The UK Government will provide £260m in investment for the Borderlands, including two Scottish council areas, the Chancellor has revealed.

Philip Hammond announced the funding as part of a growth deal covering Dumfries and Galloway and the Scottish Borders along with Carlisle, Cumbria and Northumberland.

It marks the first cross-border city and region deal in the UK and, along with £85m in funding from the Scottish Government, amounts to a £345m financial package over the next decade.

Unveiling his spring statement before MPs, the Chancellor also warned Brexit is casting a "cloud of uncertainty" over the British economy, after MPs rejected Theresa May's deal again on Tuesday night.

He said the UK's budgetary watchdog, the Office for Budget Responsibility (OBR), has forecast growth of 1.2% this year - a downgrade from the 1.6% forecast at last year's Budget.

Hammond told MPs: "Last night's vote leaves a cloud of uncertainty hanging over our economy and our most urgent task in this House is to lift that uncertainty."

However, he insisted the economy remained "remarkably robust".

The OBR forecast growth of 1.2% this year, 1.4% next year and 1.6% in the following three years.

The Chancellor talked up a "deal dividend" for the country's public finances if Parliament can back a Brexit agreement.

He said he would decide later this year how to share the proceeds from any such dividend, suggesting possible boosts to capital investment and funding for public services.

But Hammond added: "Leaving with no deal would mean significant disruption in the short and medium-term and a smaller, less prosperous economy in the long-term, than if we leave with a deal.

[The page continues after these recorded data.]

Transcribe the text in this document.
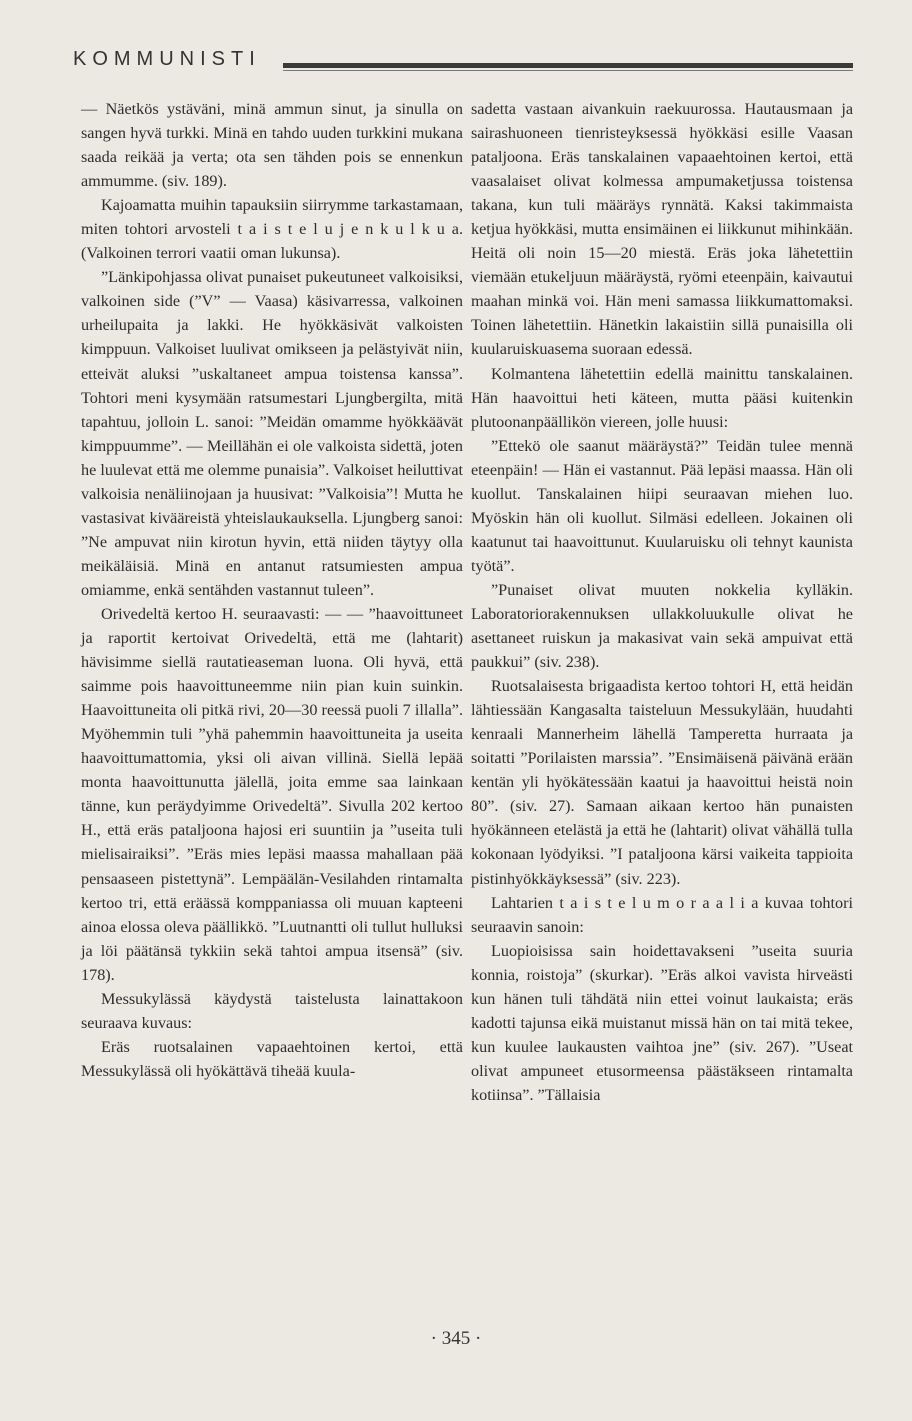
KOMMUNISTI

— Näetkös ystäväni, minä ammun sinut, ja sinulla on sangen hyvä turkki. Minä en tahdo uuden turkkini mukana saada reikää ja verta; ota sen tähden pois se ennenkun ammumme. (siv. 189).

Kajoamatta muihin tapauksiin siirrymme tarkastamaan, miten tohtori arvosteli t a i s t e l u j e n k u l k u a. (Valkoinen terrori vaatii oman lukunsa).

”Länkipohjassa olivat punaiset pukeutuneet valkoisiksi, valkoinen side (”V” — Vaasa) käsivarressa, valkoinen urheilupaita ja lakki. He hyökkäsivät valkoisten kimppuun. Valkoiset luulivat omikseen ja pelästyivät niin, etteivät aluksi ”uskaltaneet ampua toistensa kanssa”. Tohtori meni kysymään ratsumestari Ljungbergilta, mitä tapahtuu, jolloin L. sanoi: ”Meidän omamme hyökkäävät kimppuumme”. — Meillähän ei ole valkoista sidettä, joten he luulevat että me olemme punaisia”. Valkoiset heiluttivat valkoisia nenäliinojaan ja huusivat: ”Valkoisia”! Mutta he vastasivat kivääreistä yhteislaukauksella. Ljungberg sanoi: ”Ne ampuvat niin kirotun hyvin, että niiden täytyy olla meikäläisiä. Minä en antanut ratsumiesten ampua omiamme, enkä sentähden vastannut tuleen”.

Orivedeltä kertoo H. seuraavasti: — — ”haavoittuneet ja raportit kertoivat Orivedeltä, että me (lahtarit) hävisimme siellä rautatieaseman luona. Oli hyvä, että saimme pois haavoittuneemme niin pian kuin suinkin. Haavoittuneita oli pitkä rivi, 20—30 reessä puoli 7 illalla”. Myöhemmin tuli ”yhä pahemmin haavoittuneita ja useita haavoittumattomia, yksi oli aivan villinä. Siellä lepää monta haavoittunutta jälellä, joita emme saa lainkaan tänne, kun peräydyimme Orivedeltä”. Sivulla 202 kertoo H., että eräs pataljoona hajosi eri suuntiin ja ”useita tuli mielisairaiksi”. ”Eräs mies lepäsi maassa mahallaan pää pensaaseen pistettynä”. Lempäälän-Vesilahden rintamalta kertoo tri, että eräässä komppaniassa oli muuan kapteeni ainoa elossa oleva päällikkö. ”Luutnantti oli tullut hulluksi ja löi päätänsä tykkiin sekä tahtoi ampua itsensä” (siv. 178).

Messukylässä käydystä taistelusta lainattakoon seuraava kuvaus:

Eräs ruotsalainen vapaaehtoinen kertoi, että Messukylässä oli hyökättävä tiheää kuula-

sadetta vastaan aivankuin raekuurossa. Hautausmaan ja sairashuoneen tienristeyksessä hyökkäsi esille Vaasan pataljoona. Eräs tanskalainen vapaaehtoinen kertoi, että vaasalaiset olivat kolmessa ampumaketjussa toistensa takana, kun tuli määräys rynnätä. Kaksi takimmaista ketjua hyökkäsi, mutta ensimäinen ei liikkunut mihinkään. Heitä oli noin 15—20 miestä. Eräs joka lähetettiin viemään etukeljuun määräystä, ryömi eteenpäin, kaivautui maahan minkä voi. Hän meni samassa liikkumattomaksi. Toinen lähetettiin. Hänetkin lakaistiin sillä punaisilla oli kuularuiskuasema suoraan edessä.

Kolmantena lähetettiin edellä mainittu tanskalainen. Hän haavoittui heti käteen, mutta pääsi kuitenkin plutoonanpäällikön viereen, jolle huusi:

”Ettekö ole saanut määräystä?” Teidän tulee mennä eteenpäin! — Hän ei vastannut. Pää lepäsi maassa. Hän oli kuollut. Tanskalainen hiipi seuraavan miehen luo. Myöskin hän oli kuollut. Silmäsi edelleen. Jokainen oli kaatunut tai haavoittunut. Kuularuisku oli tehnyt kaunista työtä”.

”Punaiset olivat muuten nokkelia kylläkin. Laboratoriorakennuksen ullakkoluukulle olivat he asettaneet ruiskun ja makasivat vain sekä ampuivat että paukkui” (siv. 238).

Ruotsalaisesta brigaadista kertoo tohtori H, että heidän lähtiessään Kangasalta taisteluun Messukylään, huudahti kenraali Mannerheim lähellä Tamperetta hurraata ja soitatti ”Porilaisten marssia”. ”Ensimäisenä päivänä erään kentän yli hyökätessään kaatui ja haavoittui heistä noin 80”. (siv. 27). Samaan aikaan kertoo hän punaisten hyökänneen etelästä ja että he (lahtarit) olivat vähällä tulla kokonaan lyödyiksi. ”I pataljoona kärsi vaikeita tappioita pistinhyökkäyksessä” (siv. 223).

Lahtarien t a i s t e l u m o r a a l i a kuvaa tohtori seuraavin sanoin:

Luopioisissa sain hoidettavakseni ”useita suuria konnia, roistoja” (skurkar). ”Eräs alkoi vavista hirveästi kun hänen tuli tähdätä niin ettei voinut laukaista; eräs kadotti tajunsa eikä muistanut missä hän on tai mitä tekee, kun kuulee laukausten vaihtoa jne” (siv. 267). ”Useat olivat ampuneet etusormeensa päästäkseen rintamalta kotiinsa”. ”Tällaisia

· 345 ·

"Higher unemployment, lower wages, higher prices in the shops. That is not what the British people voted for in June 2016."

Shadow chancellor John McDonnell said there was no Brexit dividend, only "Brexit bankruptcies".

He said: "Even today the Chancellor has tried to use the bribe of a 'double deal dividend' or threats of postponing the spending review to cajole MPs into voting for the government's deal."

The SNP's Westminster economy spokeswoman Kirsty Blackman said Brexit meant there was "no certainty about the future health of the UK's economy".

The Borderlands investment package is the latest in a series of city and region deals agreed between the Scottish and UK Governments.

It follows similar agreements in Glasgow, Edinburgh, Stirling, Aberdeen, Inverness and Highland and the most recent, the Tay cities deal covering Dundee, Perth and Kinross, Fife and Angus.

Specific projects and activities to be supported by the Borderlands funding are expected to be announced over the coming months, under a 'Heads of Terms' agreement.

In addition to that, funding of £79m was also allocated to the ARCHER2 supercomputer at Edinburgh University.

It will be five times faster than the current supercomputer generation and capable of carrying out 10 thousand trillion calculations per second.

Hammond quipped: "I am told that with the right algorithms it might even be able to come up with a solution to the backstop."